Although the choice to move or cancel class is largely the domain of individual professors, some of the decisions across the Ivy League to do so drew criticism from the public. An accommodation to a Nov. 9 midterm at Yale University received national coverage: an article on Fox News labeled students as, “snowflakes” and a piece on said students were “unprepared to cope with reality.”

During this process, Vice Provost for Education Beth Winkelstein suggested faculty recognize the importance of understanding student needs as a result of the tumultuous election.

“I communicated with faculty and undergraduate deans to be sensitive to students at this moment, be flexible in considering students’ requests regarding assignments, and remind students of the resources available across campus to support them,” she said in an email.

Students of color told Penn President Amy Gutmann in a tearful, emotionally charged University Council meeting the day after the election how scared Trump’s election made them feel. A vicious, racist series of GroupMe messages sent to black freshmen days later, from usernames with pseudonyms like “Daddy Trump,” roiled campus as well. In the aftermath of the racist attack, which was linked to students in Oklahoma, Students Organizing for Unity and Liberation organized a walkout from class on Nov. 17.

However, other students and faculty were concerned with the accommodations and whether the same would have been done for students who would have felt disheartened had Clinton won.

Regardless of political affiliation, students interviewed agreed that scheduling large assignments or exams near significant events may be problematic.

“Putting exams after elections is irresponsible. If the University wants students to be involved in politics they shouldn’t force them to study instead,” College and Wharton sophomore Anna Schmitt said.

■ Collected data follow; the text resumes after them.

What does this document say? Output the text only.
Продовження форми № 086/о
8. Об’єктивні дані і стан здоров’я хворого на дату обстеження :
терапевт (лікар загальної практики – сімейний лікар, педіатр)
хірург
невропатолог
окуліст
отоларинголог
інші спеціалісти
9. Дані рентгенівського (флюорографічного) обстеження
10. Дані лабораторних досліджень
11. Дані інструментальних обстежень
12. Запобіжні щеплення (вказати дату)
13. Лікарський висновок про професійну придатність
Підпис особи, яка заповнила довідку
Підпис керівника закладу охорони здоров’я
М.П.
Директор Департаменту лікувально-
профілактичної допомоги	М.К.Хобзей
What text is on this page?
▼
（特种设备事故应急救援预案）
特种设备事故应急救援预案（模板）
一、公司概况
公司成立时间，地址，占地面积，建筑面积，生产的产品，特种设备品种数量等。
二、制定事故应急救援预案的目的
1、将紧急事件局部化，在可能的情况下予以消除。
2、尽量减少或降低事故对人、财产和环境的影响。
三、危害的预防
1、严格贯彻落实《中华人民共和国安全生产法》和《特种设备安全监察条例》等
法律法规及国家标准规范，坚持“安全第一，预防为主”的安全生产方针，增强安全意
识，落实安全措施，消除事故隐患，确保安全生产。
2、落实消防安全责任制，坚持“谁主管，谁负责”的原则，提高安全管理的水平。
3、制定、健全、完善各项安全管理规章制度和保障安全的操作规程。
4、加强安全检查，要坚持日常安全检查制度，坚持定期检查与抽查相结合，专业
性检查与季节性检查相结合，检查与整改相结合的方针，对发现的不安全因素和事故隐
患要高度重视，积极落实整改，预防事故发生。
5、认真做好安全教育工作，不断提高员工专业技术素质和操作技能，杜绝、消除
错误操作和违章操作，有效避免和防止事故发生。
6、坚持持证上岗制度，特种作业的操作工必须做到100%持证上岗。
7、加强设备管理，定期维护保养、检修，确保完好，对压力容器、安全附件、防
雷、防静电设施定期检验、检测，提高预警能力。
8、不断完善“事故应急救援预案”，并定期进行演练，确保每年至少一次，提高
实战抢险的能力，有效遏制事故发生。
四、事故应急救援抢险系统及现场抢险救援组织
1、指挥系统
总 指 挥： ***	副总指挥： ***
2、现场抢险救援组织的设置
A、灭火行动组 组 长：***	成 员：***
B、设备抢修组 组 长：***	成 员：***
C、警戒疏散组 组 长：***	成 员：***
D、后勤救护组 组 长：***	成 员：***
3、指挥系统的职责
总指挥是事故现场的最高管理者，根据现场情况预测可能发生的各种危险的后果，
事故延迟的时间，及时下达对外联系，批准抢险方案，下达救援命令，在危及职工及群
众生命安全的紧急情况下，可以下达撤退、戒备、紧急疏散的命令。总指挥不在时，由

College sophomore Christian Petrillo, who voted for Trump, agreed with Schmitt, but questioned whether professors would have reacted in a similar way if Clinton had won.

“I have nothing wrong with people coping in different ways,” he said. “I’m not one to criticize the fact that professors that postponed exams and cancelled classes, which is already in poor taste, but I wonder if the same would happen had Hillary Clinton won,” he said.

History professor Alan Kors, a prominent free-speech advocate, shared similar thoughts.

“I’m assuming that as profs who do not like abuse of power and who would never betray their vocation by treating students unequally, they were going to cancel classes to let their Republican students deal with things if the election had gone the other way ... but they just forgot to say that earlier,” he said in an email statement.

Although recognizing the right to anger, other students said they were less inclined to accept, on principle, accommodations for students upset about the result of the election.

“I think it comes down to facing the fact that not everything turns out how we want it,” said Wharton sophomore Eric Hoover, a writer for the conservative campus publication, The Statesman. “There is a problem when students can’t function when their candidate lost ... as far as classroom things go I wouldn’t be for any type of rescheduling or accommodations, but ... that’s [the professor’s] right to do so.”

Students interviewed did not feel overall that Penn appropriately prepared for an election of not only historical significance, but of critical significance to their sense of self and safety.

“Although it was unexpected, you just need a clear procedure of this ahead of time,” College sophomore Kate Dildy, who voted for Clinton, said. “It didn’t seem like the University was ready for any contingencies, including if Hillary Clinton was president.”